Parents trying to collect child support have more ways than they might think to get the money their child is owed and to keep the delinquent parent from taking off. When an enforcement application is filed with a court to collect unpaid child support, lawyers can ask for relief from any number of sources, Weinberger says, including:
- Suspension of driver’s license
- Withholding of passport
- Tax refund seizure
- Unemployment compensation garnishment
- Wage garnishment
- Arrest and incarceration with release from jail conditional upon full satisfaction of arrears
- Liquidation of assets (such as sale of recreational vehicles, compelling equity to be taken from a home, forced liquidation of the cash value of life insurance or retirement accounts)
She adds that since child support debts are not dischargeable in bankruptcy, filing for that protection won’t do a deadbeat much good.
Get on the Ball
Some states are more proactive than others in tracking down delinquent parents.
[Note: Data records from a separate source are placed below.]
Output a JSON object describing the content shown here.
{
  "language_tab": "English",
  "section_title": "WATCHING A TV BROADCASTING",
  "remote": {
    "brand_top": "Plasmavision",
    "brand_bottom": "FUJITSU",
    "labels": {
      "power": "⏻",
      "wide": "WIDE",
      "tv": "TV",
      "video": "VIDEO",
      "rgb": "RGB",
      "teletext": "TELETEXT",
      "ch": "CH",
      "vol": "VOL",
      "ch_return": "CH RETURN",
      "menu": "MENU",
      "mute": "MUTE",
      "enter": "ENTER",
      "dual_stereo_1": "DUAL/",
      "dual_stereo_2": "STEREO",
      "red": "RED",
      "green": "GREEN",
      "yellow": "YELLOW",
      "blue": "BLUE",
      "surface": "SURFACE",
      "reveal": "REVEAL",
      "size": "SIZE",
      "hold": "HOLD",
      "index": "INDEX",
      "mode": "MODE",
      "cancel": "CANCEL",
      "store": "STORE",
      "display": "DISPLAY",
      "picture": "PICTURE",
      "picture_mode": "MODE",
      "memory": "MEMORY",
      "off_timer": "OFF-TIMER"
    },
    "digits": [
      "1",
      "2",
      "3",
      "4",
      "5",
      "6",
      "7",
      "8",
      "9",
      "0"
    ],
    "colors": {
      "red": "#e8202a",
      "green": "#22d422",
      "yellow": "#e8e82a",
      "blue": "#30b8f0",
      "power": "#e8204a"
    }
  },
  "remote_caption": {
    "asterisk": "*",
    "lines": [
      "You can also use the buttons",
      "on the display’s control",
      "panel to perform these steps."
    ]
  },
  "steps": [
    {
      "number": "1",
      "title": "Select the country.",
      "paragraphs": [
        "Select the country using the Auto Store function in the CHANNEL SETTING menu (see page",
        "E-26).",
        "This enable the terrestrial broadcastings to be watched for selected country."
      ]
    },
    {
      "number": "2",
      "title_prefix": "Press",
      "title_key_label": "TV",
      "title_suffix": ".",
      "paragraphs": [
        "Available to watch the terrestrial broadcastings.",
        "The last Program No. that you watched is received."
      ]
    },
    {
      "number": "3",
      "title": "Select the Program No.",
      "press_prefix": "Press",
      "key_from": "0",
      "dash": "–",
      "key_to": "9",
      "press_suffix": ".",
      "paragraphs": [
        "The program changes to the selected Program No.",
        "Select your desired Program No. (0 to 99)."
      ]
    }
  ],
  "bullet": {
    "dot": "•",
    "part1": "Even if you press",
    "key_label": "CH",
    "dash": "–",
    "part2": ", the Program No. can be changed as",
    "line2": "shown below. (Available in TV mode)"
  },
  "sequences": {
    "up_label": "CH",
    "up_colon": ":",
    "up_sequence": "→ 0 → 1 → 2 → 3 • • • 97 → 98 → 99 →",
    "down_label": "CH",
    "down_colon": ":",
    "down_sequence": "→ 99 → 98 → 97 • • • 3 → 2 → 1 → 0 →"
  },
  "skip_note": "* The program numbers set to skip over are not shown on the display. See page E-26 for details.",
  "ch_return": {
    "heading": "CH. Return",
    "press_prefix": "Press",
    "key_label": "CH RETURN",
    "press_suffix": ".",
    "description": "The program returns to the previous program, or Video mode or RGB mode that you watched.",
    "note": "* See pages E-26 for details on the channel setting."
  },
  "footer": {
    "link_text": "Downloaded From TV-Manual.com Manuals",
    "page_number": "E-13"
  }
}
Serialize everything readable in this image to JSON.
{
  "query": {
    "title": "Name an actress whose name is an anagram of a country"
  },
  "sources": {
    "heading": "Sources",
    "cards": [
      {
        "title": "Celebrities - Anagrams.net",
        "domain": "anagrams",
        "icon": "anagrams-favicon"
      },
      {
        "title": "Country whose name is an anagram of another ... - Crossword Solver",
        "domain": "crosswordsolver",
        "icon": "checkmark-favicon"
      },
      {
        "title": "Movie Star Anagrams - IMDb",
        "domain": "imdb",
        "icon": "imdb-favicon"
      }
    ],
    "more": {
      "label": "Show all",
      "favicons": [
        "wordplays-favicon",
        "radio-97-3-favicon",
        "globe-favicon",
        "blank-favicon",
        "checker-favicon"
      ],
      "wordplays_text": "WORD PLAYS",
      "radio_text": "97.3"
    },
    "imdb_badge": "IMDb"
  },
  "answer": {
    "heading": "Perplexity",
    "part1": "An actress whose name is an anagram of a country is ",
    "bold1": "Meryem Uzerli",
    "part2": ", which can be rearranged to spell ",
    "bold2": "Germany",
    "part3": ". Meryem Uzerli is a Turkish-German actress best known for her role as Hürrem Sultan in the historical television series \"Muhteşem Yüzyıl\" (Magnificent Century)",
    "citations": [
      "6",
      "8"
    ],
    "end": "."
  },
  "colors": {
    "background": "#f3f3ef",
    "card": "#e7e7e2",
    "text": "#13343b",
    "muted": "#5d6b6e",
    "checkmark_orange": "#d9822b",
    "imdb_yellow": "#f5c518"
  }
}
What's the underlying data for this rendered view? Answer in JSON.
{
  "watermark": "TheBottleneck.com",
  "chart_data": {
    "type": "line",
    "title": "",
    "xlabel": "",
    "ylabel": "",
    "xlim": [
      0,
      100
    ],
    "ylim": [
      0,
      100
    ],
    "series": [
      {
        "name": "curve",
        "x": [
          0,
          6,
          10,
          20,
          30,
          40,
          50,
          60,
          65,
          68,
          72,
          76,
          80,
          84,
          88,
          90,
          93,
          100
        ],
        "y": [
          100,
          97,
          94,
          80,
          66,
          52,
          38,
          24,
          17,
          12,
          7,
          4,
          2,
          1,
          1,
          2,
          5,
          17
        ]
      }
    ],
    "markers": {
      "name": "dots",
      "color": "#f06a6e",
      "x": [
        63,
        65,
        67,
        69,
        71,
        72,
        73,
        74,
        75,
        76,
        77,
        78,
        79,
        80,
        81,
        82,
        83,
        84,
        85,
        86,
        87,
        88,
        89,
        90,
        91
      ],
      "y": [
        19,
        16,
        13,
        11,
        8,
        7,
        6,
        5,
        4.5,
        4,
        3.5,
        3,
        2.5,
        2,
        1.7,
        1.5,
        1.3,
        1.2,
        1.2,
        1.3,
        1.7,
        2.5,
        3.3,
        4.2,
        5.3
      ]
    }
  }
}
If your state is not cooperating in your efforts to secure the money your child is owed, you should file a motion with the court that ordered the child support payments, Weinberger says.
That motion will ask the judge to find the noncompliant parent in violation of the child support order, and will seek to enforce that order. Securing the help of a family lawyer is probably a good idea, because there are a number of requirements to be met for this type of filing.
The motion must be filed along with a proposed form that the order should take (i.e., the method you would like the court to use in enforcing the original child support order), certification, proof that the delinquent parent has been served and notified that you’re filing the motion, along with copies of the original support agreement and court order, and case information statements, Weinberger says.
“Understand that this is not an overnight process,” she adds. “It takes some time to prepare the papers, get into court and receive a decision, so don’t delay in acting to enforce because there is already a delay in receiving relief from the court even under the best and most organized of circumstances.”